Sí, en este aspecto es evidente que la biología tomista puede y debe progresar. Pero el gran defecto de la biología moderna es que no ve más que lo estrictamente material y pretende dar una explicación del fenómeno de la vida por sus estructuras y virtualidades puramente físico-químicas, lo que termina siendo una especie de mecanicismo cibernético.
Esto implica una gran ceguera intelectual. Una estructura molecular tan compleja como la de una célula, por las puras fuerzas físico-químicas sólo tendería a disgregarse. La multiplicación de células, su diversificación y especificación en un organismo de una complejidad infinitamente superior al de la célula inicial con que, por ejemplo, un gato comienza su vida, pide a gritos la presencia de un principio superior ‒el alma‒ que dirija todo este proceso, en el que se encuentre virtualmente contenido el diseño del organismo final. Pero, claro, si se reconoce la existencia de un principio de orden superior a todo proceso físico-químico, se da al traste con la teoría de la evolución, pues ya no habría manera de saltar del orden mineral al orgánico sin la intervención de un poderosísimo Creador.

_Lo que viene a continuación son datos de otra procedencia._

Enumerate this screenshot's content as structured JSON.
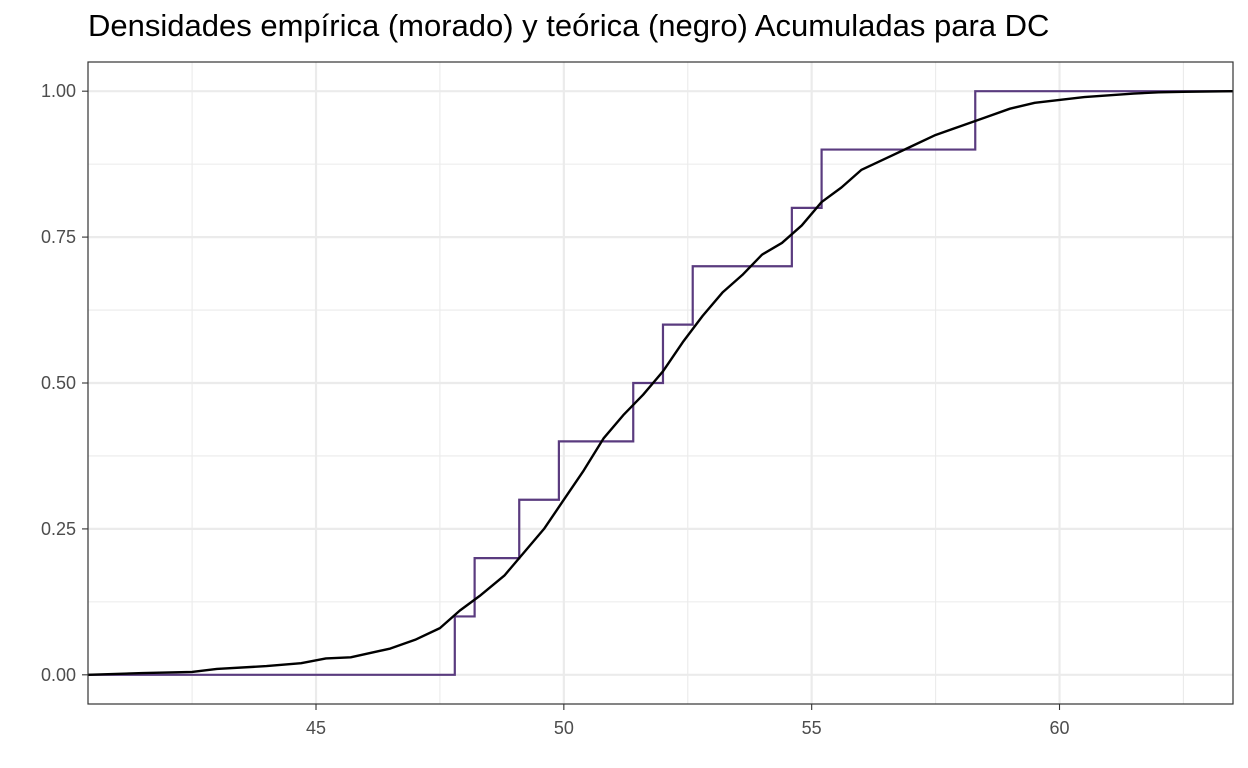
{
  "chart_data": {
    "type": "line",
    "title": "Densidades empírica (morado) y teórica (negro) Acumuladas para DC",
    "xlabel": "",
    "ylabel": "",
    "xlim": [
      40.4,
      63.5
    ],
    "ylim": [
      -0.05,
      1.05
    ],
    "x_ticks": [
      45,
      50,
      55,
      60
    ],
    "x_tick_labels": [
      "45",
      "50",
      "55",
      "60"
    ],
    "y_ticks": [
      0,
      0.25,
      0.5,
      0.75,
      1
    ],
    "y_tick_labels": [
      "0.00",
      "0.25",
      "0.50",
      "0.75",
      "1.00"
    ],
    "grid": true,
    "legend": "none",
    "colors": {
      "empirical": "#5a3b7f",
      "theoretical": "#000000",
      "grid": "#ebebeb",
      "panel_border": "#333333"
    },
    "series": [
      {
        "kind": "empirical-step",
        "x": [
          40.4,
          47.8,
          48.2,
          49.1,
          49.9,
          51.4,
          52.0,
          52.6,
          54.6,
          55.2,
          58.3,
          63.5
        ],
        "y": [
          0.0,
          0.1,
          0.2,
          0.3,
          0.4,
          0.5,
          0.6,
          0.7,
          0.8,
          0.9,
          1.0,
          1.0
        ]
      },
      {
        "kind": "theoretical-curve",
        "x": [
          40.4,
          41.5,
          42.5,
          43.0,
          44.0,
          44.7,
          45.2,
          45.7,
          46.5,
          47.0,
          47.5,
          47.9,
          48.3,
          48.8,
          49.2,
          49.6,
          50.0,
          50.4,
          50.8,
          51.2,
          51.6,
          52.0,
          52.4,
          52.8,
          53.2,
          53.6,
          54.0,
          54.4,
          54.8,
          55.2,
          55.6,
          56.0,
          56.5,
          57.0,
          57.5,
          58.0,
          58.5,
          59.0,
          59.5,
          60.0,
          60.5,
          61.0,
          61.5,
          62.0,
          62.5,
          63.5
        ],
        "y": [
          0.0,
          0.003,
          0.005,
          0.01,
          0.015,
          0.02,
          0.028,
          0.03,
          0.045,
          0.06,
          0.08,
          0.11,
          0.135,
          0.17,
          0.21,
          0.25,
          0.3,
          0.35,
          0.405,
          0.445,
          0.48,
          0.52,
          0.57,
          0.615,
          0.655,
          0.685,
          0.72,
          0.74,
          0.77,
          0.81,
          0.835,
          0.865,
          0.885,
          0.905,
          0.925,
          0.94,
          0.955,
          0.97,
          0.98,
          0.985,
          0.99,
          0.993,
          0.996,
          0.998,
          0.999,
          1.0
        ]
      }
    ]
  }
}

Y así como la moderna biología se hecho incapaz de entender lo que es la vida, tampoco sabe lo que es la muerte, constituyéndose pésimo juez del instante en que se produce. ¡Qué necesidad tenemos de biólogos tomistas sin complejos de inferioridad frente a los avances científicos!
R.P. Álvaro Calderón
Tomado de la Revista "Iesus Christus" Nº 130,
correspondiente al año XXII, bimestre julio-agosto de 2010.